I remember wanting to be a writer back in my early 20’s. Wanting to be a writer. I didn’t say I wanted to write. I mean, I kind of did. It’s like wanting to have a poop but you are constipated. You know there will be release and satisfaction, you’re just not sure when. Back then, late 70’s I hung out with a dear friend of mine and did un-suburban kinds of things, had tea in small cafés in the farmers’ market downtown, talked for hours about everything from skirting sexuality (mine) to what we really thought about other people. We met for breakfast when we could, at nice hotels or dingy diners. We mentioned the word ‘write’ a handful of times. I wanted to write and I wanted to write something about us, because I felt we were unique.
It wasn’t that I didn’t have confidence in my writing. I had written the odd letter, one to keep my skating coach from being fired for some poor conduct at a competition. I knew my letter nailed it and I didn’t need anyone to tell me so. The writing in my letter seemed to go where my spoken word and confidence couldn’t.
Earlier in a creative writing portion of a class I took in high school, we were to write something, god-knows-what but I wrote a sort of stream-of-consciousness about observing an airport departure lounge. I was burning to stand up and read it to the class, which I did. I remember the teacher simply breaking the post reading silence and saying “no.” I sat down.
I’ve never been good with no, and even so it would have helped to get an encouraging word from anywhere. None came. It didn’t matter. I started keeping journals and simple day-timers about my life. Nothing earth shattering I can assure you. I wasn’t having much, if any sex, still confused about my sexuality. So the diaries were limited to a swirl of activity, rehearsals, classes at university, some pretty shallow stuff.
Cut to years later when I had been working as an actor. I returned from a one-man-tour of a play for which I had supplied the narrative, although I had given the whole mess to an honest-to-God playwright to sort out. Anyway that’s another story, but what happened after arriving home from the cross-Canada tour there was silence. No auditions to prepare for, not much on the career front as an actor and my relationship had been sucking since the word go.
I’d had this fantasy on tour when I was out in Saskatchewan in Outlook the whistle stop town my mom was born and raised in of all places. There was a public outdoor swimming pool which my grandfather had had built as a war memorial, rather than just having a monument stuck at an intersection. (I think among other things he may have done a stint as mayor. He’d multi-tasked—been a preacher, and decided he wasn’t qualified to spread the word, a teacher, and then a lawyer.)
Anyway I had an erotic fantasy about the pool and wrote down as much as I could one night I think at lights out wherever I was staying (a hot little room at the Patricia Hotel in Saskatoon).
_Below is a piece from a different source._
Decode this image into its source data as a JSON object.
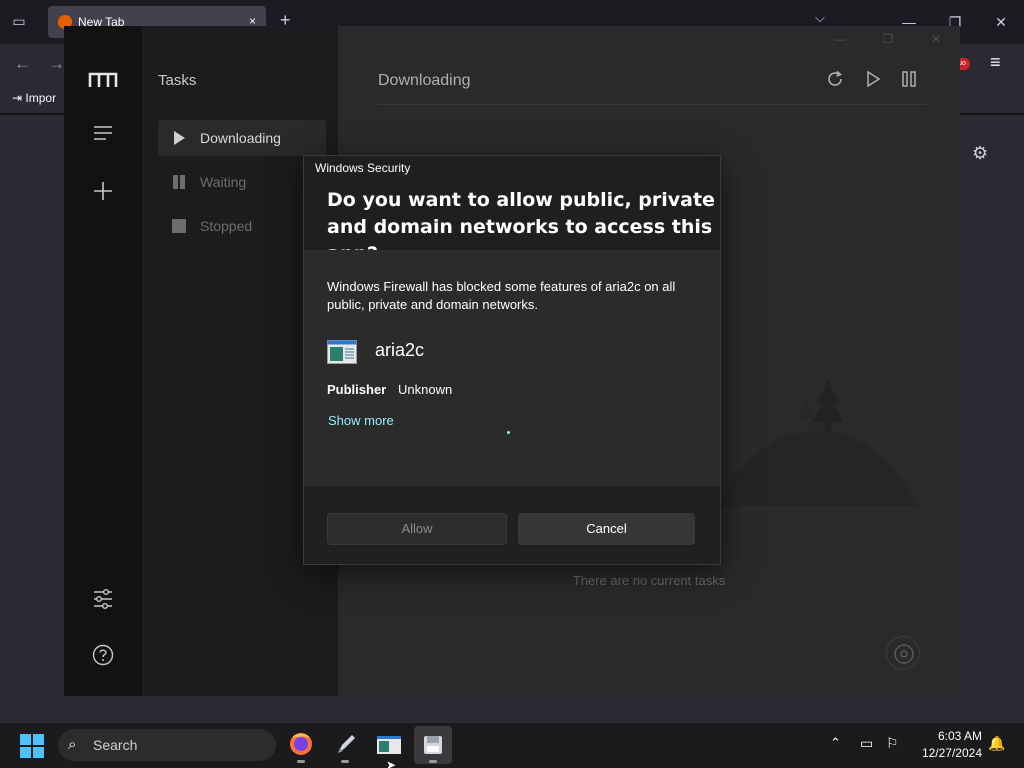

When I got back to Toronto I took out my draft and fixed it up––I must have had a typewriter. Then I did a bit of research into porn mags at the local grocery and sent off my story to a place in the US.
A few months later I got a check in the mail for a hundred US dollars and signed something to send back, and that was it. The first time I got paid for it and boy did that feel incredible. They sent me a copy of the magazine ‘Blueboy’ which I still have. I think they may have changed one word and used ‘tumescent’ instead, to which a friend commented that he’d have to have one hand on his dick and the other on a dictionary to enjoy the story.
Andrew, your voice is honest and powerful, your journey inspiring!
Tumescent sounds like something the dog would smell.